Other disadvantages:
- The belief that there is nothing (mixed levels, lack of a teacher’s book, lack of experience etc etc) that you can’t overcome with a gambarimasu can-do spirit
- Incredibly tired business students who really should be having a nap instead of coming to class
- The chances that the economy will slowly fade away leaving your yen worth nothing if you stay here too long
- The difficulty of investing that yen in a way to make them worth the effort even if the economy doesn’t shrivel up like the aging population’s skin
- Prejudice against mixed race kids
- Too many interesting books about Japan meaning your ETP magazines and linguistics books get dusty in a corner
- Split shifts and Saturdays (although that’s certainly not just Japan)
- Loads of potential cultural banana skins in the classroom and out (although you’ll probably be forgiven all of them)
- Being asked very personal questions
- Being asked the same bizarre questions like “Can you eat Japanese food?” and “Do they have four seasons in your country?” over and over
- The occasional student who takes two minutes of silence before each two word reply
- Some very dirty schools and kindergartens (because the staff are supposed to clean up but are overworked and there is no full-time cleaner). Very unexpected that one!
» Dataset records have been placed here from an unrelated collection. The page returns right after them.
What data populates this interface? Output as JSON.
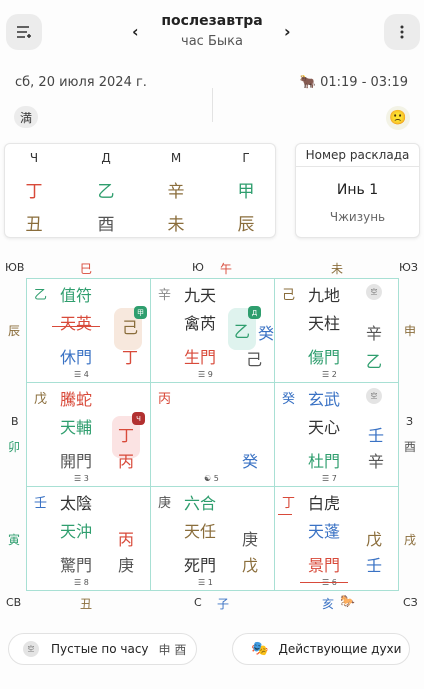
{
  "header": {
    "title": "послезавтра",
    "subtitle": "час Быка",
    "prev_arrow": "‹",
    "next_arrow": "›",
    "menu_icon": "sliders-menu-icon",
    "more_icon": "more-vertical-icon"
  },
  "info": {
    "date": "сб, 20 июля 2024 г.",
    "time_range": "01:19 - 03:19",
    "ox_emoji": "🐂",
    "full_chip": "満",
    "mood_emoji": "🙁"
  },
  "pillars": {
    "headers": [
      "Ч",
      "Д",
      "М",
      "Г"
    ],
    "stems": [
      "丁",
      "乙",
      "辛",
      "甲"
    ],
    "stem_colors": [
      "#d84a3a",
      "#2f9e6e",
      "#8a6d3b",
      "#2f9e6e"
    ],
    "branches": [
      "丑",
      "酉",
      "未",
      "辰"
    ],
    "branch_colors": [
      "#8a6d3b",
      "#555555",
      "#8a6d3b",
      "#8a6d3b"
    ]
  },
  "layout": {
    "title": "Номер расклада",
    "value": "Инь 1",
    "sub": "Чжизунь"
  },
  "edges": {
    "corner_se": "ЮВ",
    "corner_s": "Ю",
    "corner_sw": "ЮЗ",
    "corner_ne": "СВ",
    "corner_n": "С",
    "corner_nw": "СЗ",
    "east": "В",
    "west": "З",
    "top_branches": [
      "巳",
      "午",
      "未"
    ],
    "bottom_branches": [
      "丑",
      "子",
      "亥"
    ],
    "left_branches": [
      "辰",
      "卯",
      "寅"
    ],
    "right_branches": [
      "申",
      "酉",
      "戌"
    ]
  },
  "palaces": [
    {
      "earth_stem": "乙",
      "top_star": "值符",
      "door_god": "天英",
      "door": "休門",
      "heaven_stems": [
        "己",
        "丁"
      ],
      "trigram_num": "4",
      "badge": "甲"
    },
    {
      "earth_stem": "辛",
      "top_star": "九天",
      "door_god": "禽芮",
      "door": "生門",
      "heaven_stems": [
        "乙",
        "癸",
        "己"
      ],
      "trigram_num": "9",
      "badge": "Д"
    },
    {
      "earth_stem": "己",
      "top_star": "九地",
      "door_god": "天柱",
      "door": "傷門",
      "heaven_stems": [
        "辛",
        "乙"
      ],
      "trigram_num": "2",
      "void_label": "空"
    },
    {
      "earth_stem": "戊",
      "top_star": "騰蛇",
      "door_god": "天輔",
      "door": "開門",
      "heaven_stems": [
        "丁",
        "丙"
      ],
      "trigram_num": "3",
      "badge": "Ч"
    },
    {
      "earth_stem": "丙",
      "heaven_stems": [
        "癸"
      ],
      "trigram_num": "5"
    },
    {
      "earth_stem": "癸",
      "top_star": "玄武",
      "door_god": "天心",
      "door": "杜門",
      "heaven_stems": [
        "壬",
        "辛"
      ],
      "trigram_num": "7",
      "void_label": "空"
    },
    {
      "earth_stem": "壬",
      "top_star": "太陰",
      "door_god": "天沖",
      "door": "驚門",
      "heaven_stems": [
        "丙",
        "庚"
      ],
      "trigram_num": "8"
    },
    {
      "earth_stem": "庚",
      "top_star": "六合",
      "door_god": "天任",
      "door": "死門",
      "heaven_stems": [
        "庚",
        "戊"
      ],
      "trigram_num": "1"
    },
    {
      "earth_stem": "丁",
      "top_star": "白虎",
      "door_god": "天蓬",
      "door": "景門",
      "heaven_stems": [
        "戊",
        "壬"
      ],
      "trigram_num": "6"
    }
  ],
  "bottom": {
    "void_button": "Пустые по часу",
    "void_values": "申 酉",
    "void_icon_label": "空",
    "spirits_button": "Действующие духи",
    "spirits_icon": "🎭"
  },
  "colors": {
    "red": "#d84a3a",
    "green": "#2f9e6e",
    "blue": "#3a72c4",
    "brown": "#8a6d3b",
    "grid": "#a8e0d4"
  }
}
- Students who just want to chat but have nothing to talk about
- Replies to “How was your weekend?” usually being “I slept”, “I cleaned my room”, “Nothing special” or just a cringe
- Being far behind the rest of the world in terms of getting hold of the latest materials
- Some terrible locally produced materials, especially the self-study stuff in Japanese your students might be using, including stuff from NHK (”the BBC of Japan” my arse!)
- Some long and crowded travel (although your shift times might cut down on that)
- Some tiny classrooms
- Getting very sweaty in the summer before you even reach your front door
- Having to teach the phonemic script, how to do pairwork, classroom language, grammar terminology in English etc etc from scratch with each new student
- Some awful teaching your students have gone through from both native speaker and Japanese teachers, although that can make you feel like the total professional with very little effort…
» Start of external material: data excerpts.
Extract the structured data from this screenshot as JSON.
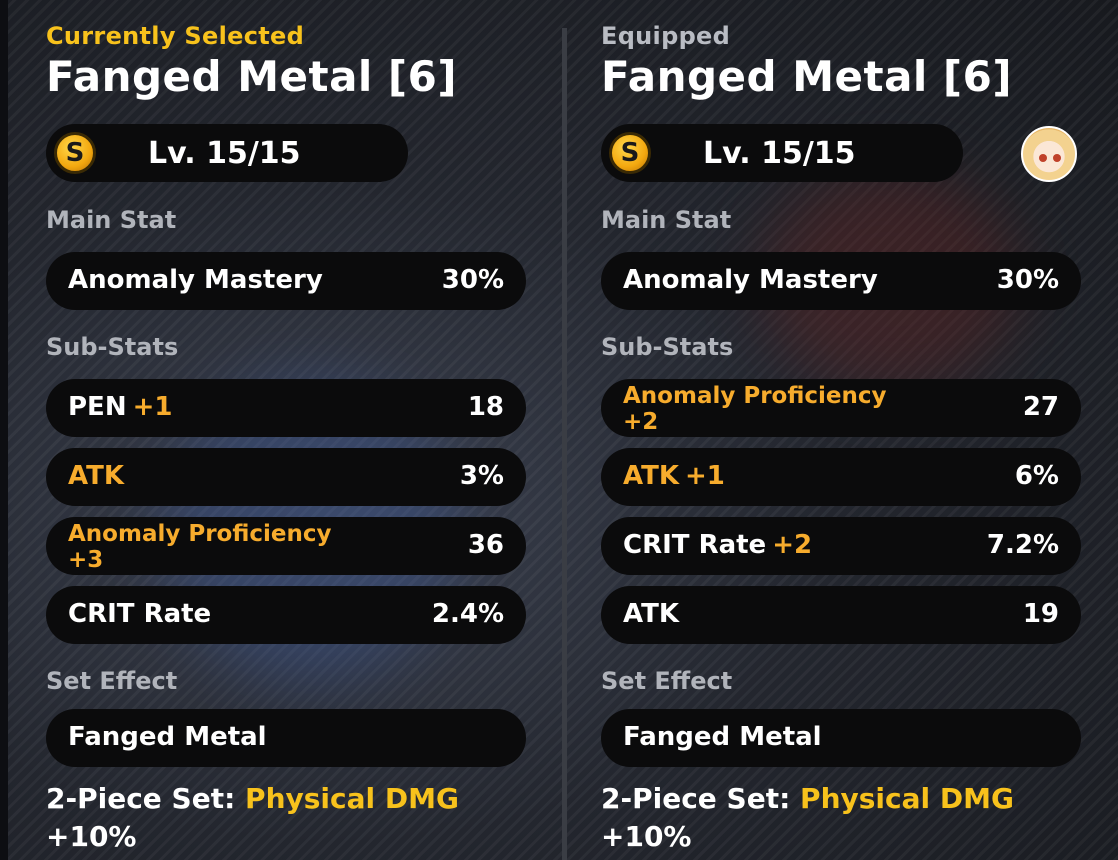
{
  "left": {
    "kicker": "Currently Selected",
    "title": "Fanged Metal [6]",
    "level": "Lv. 15/15",
    "main_stat_header": "Main Stat",
    "main_stat": {
      "name": "Anomaly Mastery",
      "value": "30%"
    },
    "sub_stats_header": "Sub-Stats",
    "sub_stats": [
      {
        "name": "PEN",
        "bonus": "+1",
        "value": "18"
      },
      {
        "name": "ATK",
        "bonus": "",
        "value": "3%"
      },
      {
        "name": "Anomaly Proficiency",
        "bonus": "+3",
        "value": "36"
      },
      {
        "name": "CRIT Rate",
        "bonus": "",
        "value": "2.4%"
      }
    ],
    "set_effect_header": "Set Effect",
    "set_name": "Fanged Metal",
    "set_desc_prefix": "2-Piece Set: ",
    "set_desc_highlight": "Physical DMG",
    "set_desc_suffix": "+10%"
  },
  "right": {
    "kicker": "Equipped",
    "title": "Fanged Metal [6]",
    "level": "Lv. 15/15",
    "main_stat_header": "Main Stat",
    "main_stat": {
      "name": "Anomaly Mastery",
      "value": "30%"
    },
    "sub_stats_header": "Sub-Stats",
    "sub_stats": [
      {
        "name": "Anomaly Proficiency",
        "bonus": "+2",
        "value": "27"
      },
      {
        "name": "ATK",
        "bonus": "+1",
        "value": "6%"
      },
      {
        "name": "CRIT Rate",
        "bonus": "+2",
        "value": "7.2%"
      },
      {
        "name": "ATK",
        "bonus": "",
        "value": "19"
      }
    ],
    "set_effect_header": "Set Effect",
    "set_name": "Fanged Metal",
    "set_desc_prefix": "2-Piece Set: ",
    "set_desc_highlight": "Physical DMG",
    "set_desc_suffix": "+10%"
  },
  "icons": {
    "coin": "S",
    "avatar": "character-avatar-icon"
  },
  "colors": {
    "accent_yellow": "#f8c21c",
    "accent_orange": "#f7ac2d",
    "pill_bg": "#0b0b0c",
    "header_gray": "#b1b4bb"
  }
}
- A lack of clear career paths (although again that is not exclusive to TEFL in Japan)
- A lack of CELTA and DELTA or equivalent teacher training jobs
- A lack of FCE, IELTS etc spoken examiner work
- The number of TOEIC classes, but I guess if you can make that exam interesting you will never have any fears teaching BEC…
- JALT being a bit elitist (but then there is ETJ for the rest of us)
- Japanese being tricky (but interesting)
- Never being able to admit that you are an Eikaiwa teacher at parties
- The substantial chances of another school chain or two collapsing like Nova
- University jobs being hard to get and with continuously reduced working conditions
- 30 classroom hours being a standard Eikaiwa week
- A lot of the workshops being aimed at Japanese primary school teachers with no knowledge of English teaching at all
- The British Council shrinking, closing down branches and closing down the library (also not just Japan)
- A particularly unpleasant Dave’s ESL Cafe forum
- Lots of low level students
- Some very restrictive school policies of things such as sensible use of L1 (although in other ways you are left on your own if you never get student complaints)
- Managers and the people who write the school rules getting used to 23 year old idiots and so treating everyone that way
As is usual when you get to let out your frustrations on the keyboard, this list of disadvantages is substantially longer than the list of benefits I wrote a week or so ago, but that should not be taken to mean that I wouldn’t recommend teaching in Japan. For me, it’s worked out well and I think I manage at least a year or two more before I need a substantial change.
June 9th, 2008 at 12:53 am
Are there any pleasant Dave’s ESL cafe forums?